Je pense que la crise des agounahs ne peut être résolue qu’avec l’aide de toutes les femmes juives”, avance à The Cut Adina Sash. La jeune femme juive orthodoxe originaire de Brooklyn est connue au sein de la communauté juive et sur les réseaux sociaux – elle compte plus de 70 000 abonné·es sur Instagram – pour son activisme en faveur des femmes agounahs. Après avoir tenté de libérer Malky par des voies militantes classiques (manifestations, campagnes d’affichage) sans succès, c’est elle qui, le 7 mars dernier, a appelé sur Instagram les femmes juives à “annuler la nuit de mitzvah”, faisant référence au vendredi soir, le moment le plus pur pour consommer le mariage selon la foi orthodoxe. Adina Sash encourage ainsi les femmes de sa communauté à opérer une “grève du mikvé” – le bain rituel obligatoire censé laver les femmes de leur impureté menstruelle avant une relation sexuelle – pour pousser les hommes à user de leur influence, parler du cas de Malky à leur rabbin et lui obtenir un guet.

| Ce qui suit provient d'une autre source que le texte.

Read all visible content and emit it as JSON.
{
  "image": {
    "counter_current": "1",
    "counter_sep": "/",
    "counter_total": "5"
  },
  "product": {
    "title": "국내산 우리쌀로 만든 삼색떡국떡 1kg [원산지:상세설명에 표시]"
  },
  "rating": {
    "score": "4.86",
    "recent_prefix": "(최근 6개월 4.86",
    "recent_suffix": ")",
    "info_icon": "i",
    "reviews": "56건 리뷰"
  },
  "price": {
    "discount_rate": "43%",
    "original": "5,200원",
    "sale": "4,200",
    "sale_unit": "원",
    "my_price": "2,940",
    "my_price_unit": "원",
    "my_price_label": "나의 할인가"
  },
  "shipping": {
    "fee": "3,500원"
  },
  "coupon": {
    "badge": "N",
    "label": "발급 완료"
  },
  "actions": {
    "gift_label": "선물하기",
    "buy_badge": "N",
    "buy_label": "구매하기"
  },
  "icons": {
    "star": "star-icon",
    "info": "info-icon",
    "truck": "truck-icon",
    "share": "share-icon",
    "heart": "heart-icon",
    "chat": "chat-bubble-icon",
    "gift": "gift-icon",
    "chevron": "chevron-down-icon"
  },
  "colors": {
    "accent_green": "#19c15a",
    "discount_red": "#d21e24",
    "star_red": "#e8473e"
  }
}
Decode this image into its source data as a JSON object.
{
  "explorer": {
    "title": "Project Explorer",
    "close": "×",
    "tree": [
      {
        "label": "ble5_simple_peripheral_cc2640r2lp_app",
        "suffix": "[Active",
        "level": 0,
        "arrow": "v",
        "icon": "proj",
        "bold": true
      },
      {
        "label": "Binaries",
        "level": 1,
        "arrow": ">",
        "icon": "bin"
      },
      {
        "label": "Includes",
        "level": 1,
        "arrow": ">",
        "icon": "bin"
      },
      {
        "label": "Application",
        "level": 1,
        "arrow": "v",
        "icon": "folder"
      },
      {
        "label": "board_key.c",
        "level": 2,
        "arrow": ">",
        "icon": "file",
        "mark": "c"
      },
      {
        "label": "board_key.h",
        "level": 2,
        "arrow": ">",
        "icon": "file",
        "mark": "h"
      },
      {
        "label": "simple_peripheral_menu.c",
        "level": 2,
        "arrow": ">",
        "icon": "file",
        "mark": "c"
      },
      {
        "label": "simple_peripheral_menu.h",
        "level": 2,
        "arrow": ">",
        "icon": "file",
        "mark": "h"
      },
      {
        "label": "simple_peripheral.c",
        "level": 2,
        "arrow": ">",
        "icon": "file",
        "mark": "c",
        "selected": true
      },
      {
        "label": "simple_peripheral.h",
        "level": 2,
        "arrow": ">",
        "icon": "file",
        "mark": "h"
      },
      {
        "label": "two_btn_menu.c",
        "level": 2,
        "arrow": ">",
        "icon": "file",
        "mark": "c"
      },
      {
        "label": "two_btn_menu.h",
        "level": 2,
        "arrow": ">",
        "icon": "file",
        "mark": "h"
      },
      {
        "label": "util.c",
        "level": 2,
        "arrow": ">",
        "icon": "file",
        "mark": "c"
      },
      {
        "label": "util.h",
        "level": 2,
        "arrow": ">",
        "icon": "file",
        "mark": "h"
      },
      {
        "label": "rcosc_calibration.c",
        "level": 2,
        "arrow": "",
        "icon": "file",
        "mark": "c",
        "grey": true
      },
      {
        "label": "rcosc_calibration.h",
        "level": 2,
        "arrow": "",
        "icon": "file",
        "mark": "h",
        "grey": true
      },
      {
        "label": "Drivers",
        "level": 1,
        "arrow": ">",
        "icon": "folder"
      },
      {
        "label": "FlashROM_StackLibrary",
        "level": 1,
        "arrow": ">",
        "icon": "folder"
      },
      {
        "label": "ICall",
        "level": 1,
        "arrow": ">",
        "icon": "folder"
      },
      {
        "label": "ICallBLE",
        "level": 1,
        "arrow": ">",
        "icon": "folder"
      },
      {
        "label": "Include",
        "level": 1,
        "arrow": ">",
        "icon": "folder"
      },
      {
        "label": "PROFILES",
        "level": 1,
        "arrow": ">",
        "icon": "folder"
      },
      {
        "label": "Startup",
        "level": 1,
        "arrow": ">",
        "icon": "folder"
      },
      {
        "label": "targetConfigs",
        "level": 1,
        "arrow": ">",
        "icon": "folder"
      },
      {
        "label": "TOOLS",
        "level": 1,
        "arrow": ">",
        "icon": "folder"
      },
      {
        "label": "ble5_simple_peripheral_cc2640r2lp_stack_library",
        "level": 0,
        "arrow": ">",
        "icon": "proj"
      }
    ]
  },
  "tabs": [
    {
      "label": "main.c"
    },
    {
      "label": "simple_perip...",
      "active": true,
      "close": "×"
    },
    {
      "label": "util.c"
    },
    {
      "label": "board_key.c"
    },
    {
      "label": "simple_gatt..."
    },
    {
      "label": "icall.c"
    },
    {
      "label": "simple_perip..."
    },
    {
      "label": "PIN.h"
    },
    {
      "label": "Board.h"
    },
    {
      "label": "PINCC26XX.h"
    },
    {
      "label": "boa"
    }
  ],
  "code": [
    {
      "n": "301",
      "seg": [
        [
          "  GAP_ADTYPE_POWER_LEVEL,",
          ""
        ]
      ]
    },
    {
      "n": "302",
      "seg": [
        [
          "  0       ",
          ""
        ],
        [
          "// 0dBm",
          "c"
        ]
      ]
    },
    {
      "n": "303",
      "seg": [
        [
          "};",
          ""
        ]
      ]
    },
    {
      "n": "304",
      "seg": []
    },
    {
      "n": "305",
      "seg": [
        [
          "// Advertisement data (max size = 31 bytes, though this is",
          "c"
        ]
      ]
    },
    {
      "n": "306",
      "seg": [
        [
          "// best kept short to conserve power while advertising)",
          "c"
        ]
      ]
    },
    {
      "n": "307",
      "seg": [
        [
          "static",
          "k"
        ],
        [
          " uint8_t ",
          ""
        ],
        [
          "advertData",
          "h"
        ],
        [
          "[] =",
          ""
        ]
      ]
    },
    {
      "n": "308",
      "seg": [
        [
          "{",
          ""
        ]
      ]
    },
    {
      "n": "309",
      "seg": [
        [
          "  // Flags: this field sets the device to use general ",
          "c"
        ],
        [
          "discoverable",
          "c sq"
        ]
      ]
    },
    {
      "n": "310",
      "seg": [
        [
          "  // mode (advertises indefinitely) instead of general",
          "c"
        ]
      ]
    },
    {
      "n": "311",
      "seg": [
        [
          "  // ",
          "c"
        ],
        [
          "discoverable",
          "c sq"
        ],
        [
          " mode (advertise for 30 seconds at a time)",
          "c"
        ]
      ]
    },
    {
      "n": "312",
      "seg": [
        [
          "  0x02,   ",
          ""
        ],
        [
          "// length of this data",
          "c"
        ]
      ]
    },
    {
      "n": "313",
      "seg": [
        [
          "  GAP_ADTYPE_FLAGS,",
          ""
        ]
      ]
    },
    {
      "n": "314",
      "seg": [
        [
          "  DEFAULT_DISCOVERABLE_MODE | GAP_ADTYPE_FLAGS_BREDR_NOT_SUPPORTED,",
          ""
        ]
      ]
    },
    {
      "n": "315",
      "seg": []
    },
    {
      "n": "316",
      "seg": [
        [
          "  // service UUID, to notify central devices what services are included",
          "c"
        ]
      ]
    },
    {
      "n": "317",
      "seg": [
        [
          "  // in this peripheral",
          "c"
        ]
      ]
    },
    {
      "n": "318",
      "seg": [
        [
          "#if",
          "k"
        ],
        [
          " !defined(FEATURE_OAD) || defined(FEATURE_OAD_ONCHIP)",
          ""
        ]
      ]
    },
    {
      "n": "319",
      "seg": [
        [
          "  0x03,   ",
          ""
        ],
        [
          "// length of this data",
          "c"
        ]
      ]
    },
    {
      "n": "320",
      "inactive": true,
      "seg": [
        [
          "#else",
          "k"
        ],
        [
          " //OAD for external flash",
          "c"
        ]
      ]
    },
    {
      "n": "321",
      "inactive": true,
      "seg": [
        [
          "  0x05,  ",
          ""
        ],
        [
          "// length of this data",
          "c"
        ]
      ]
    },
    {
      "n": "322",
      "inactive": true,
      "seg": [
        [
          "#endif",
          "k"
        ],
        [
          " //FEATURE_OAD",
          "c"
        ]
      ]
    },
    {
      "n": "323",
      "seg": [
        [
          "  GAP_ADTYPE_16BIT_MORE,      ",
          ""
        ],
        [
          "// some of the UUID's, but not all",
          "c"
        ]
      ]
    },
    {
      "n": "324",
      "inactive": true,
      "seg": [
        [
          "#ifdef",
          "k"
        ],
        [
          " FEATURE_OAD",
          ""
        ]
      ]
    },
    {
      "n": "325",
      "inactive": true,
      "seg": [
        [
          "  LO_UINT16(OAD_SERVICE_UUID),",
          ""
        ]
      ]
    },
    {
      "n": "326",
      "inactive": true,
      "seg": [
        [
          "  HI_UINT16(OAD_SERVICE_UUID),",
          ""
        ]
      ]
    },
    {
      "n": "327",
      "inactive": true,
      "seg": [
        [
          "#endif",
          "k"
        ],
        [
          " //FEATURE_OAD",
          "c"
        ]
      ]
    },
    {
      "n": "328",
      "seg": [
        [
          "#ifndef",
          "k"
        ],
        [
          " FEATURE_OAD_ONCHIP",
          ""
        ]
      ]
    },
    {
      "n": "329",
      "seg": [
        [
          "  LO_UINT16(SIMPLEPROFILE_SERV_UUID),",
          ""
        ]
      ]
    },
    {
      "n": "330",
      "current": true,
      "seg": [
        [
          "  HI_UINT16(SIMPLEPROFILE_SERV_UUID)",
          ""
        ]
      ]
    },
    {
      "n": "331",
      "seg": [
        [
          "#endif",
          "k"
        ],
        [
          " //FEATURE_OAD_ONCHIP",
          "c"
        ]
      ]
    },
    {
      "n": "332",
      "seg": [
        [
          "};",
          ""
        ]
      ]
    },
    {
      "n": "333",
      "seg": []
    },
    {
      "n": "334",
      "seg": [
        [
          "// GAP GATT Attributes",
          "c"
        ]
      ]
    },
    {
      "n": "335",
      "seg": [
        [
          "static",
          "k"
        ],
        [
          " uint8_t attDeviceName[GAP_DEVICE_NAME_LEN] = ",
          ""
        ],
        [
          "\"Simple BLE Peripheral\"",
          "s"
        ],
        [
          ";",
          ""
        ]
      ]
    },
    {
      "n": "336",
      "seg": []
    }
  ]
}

Sur les réseaux sociaux, l’initiative de l’activiste a – sans surprise – provoqué son lot de réactions négatives. “Je le ferai deux fois vendredi soir, au cas où une femme penserait qu’elle peut faire une différence”, “Les femmes qui participent à cette folie obtiendront rapidement un guet”, peut-on notamment lire sous les posts d’Adina Sash. Mais selon cette dernière, le premier vendredi de grève, plus de huit cents femmes ont néanmoins refusé d’avoir une relation sexuelle avec leur mari en soutien à la cause de Malky et des autres agounahs. Et d’autres rejoignent encore la grève. The Cut rapporte ainsi que l’initiative s’est depuis étendue à des communautés juives orthodoxes de Pittsburgh, Baltimore, Los Angeles, mais aussi Londres et même Jérusalem. Grâce à la résonance du mouvement, Malky a par ailleurs obtenu un rendez-vous auprès du tribunal des affaires familiales pour finaliser son divorce civil.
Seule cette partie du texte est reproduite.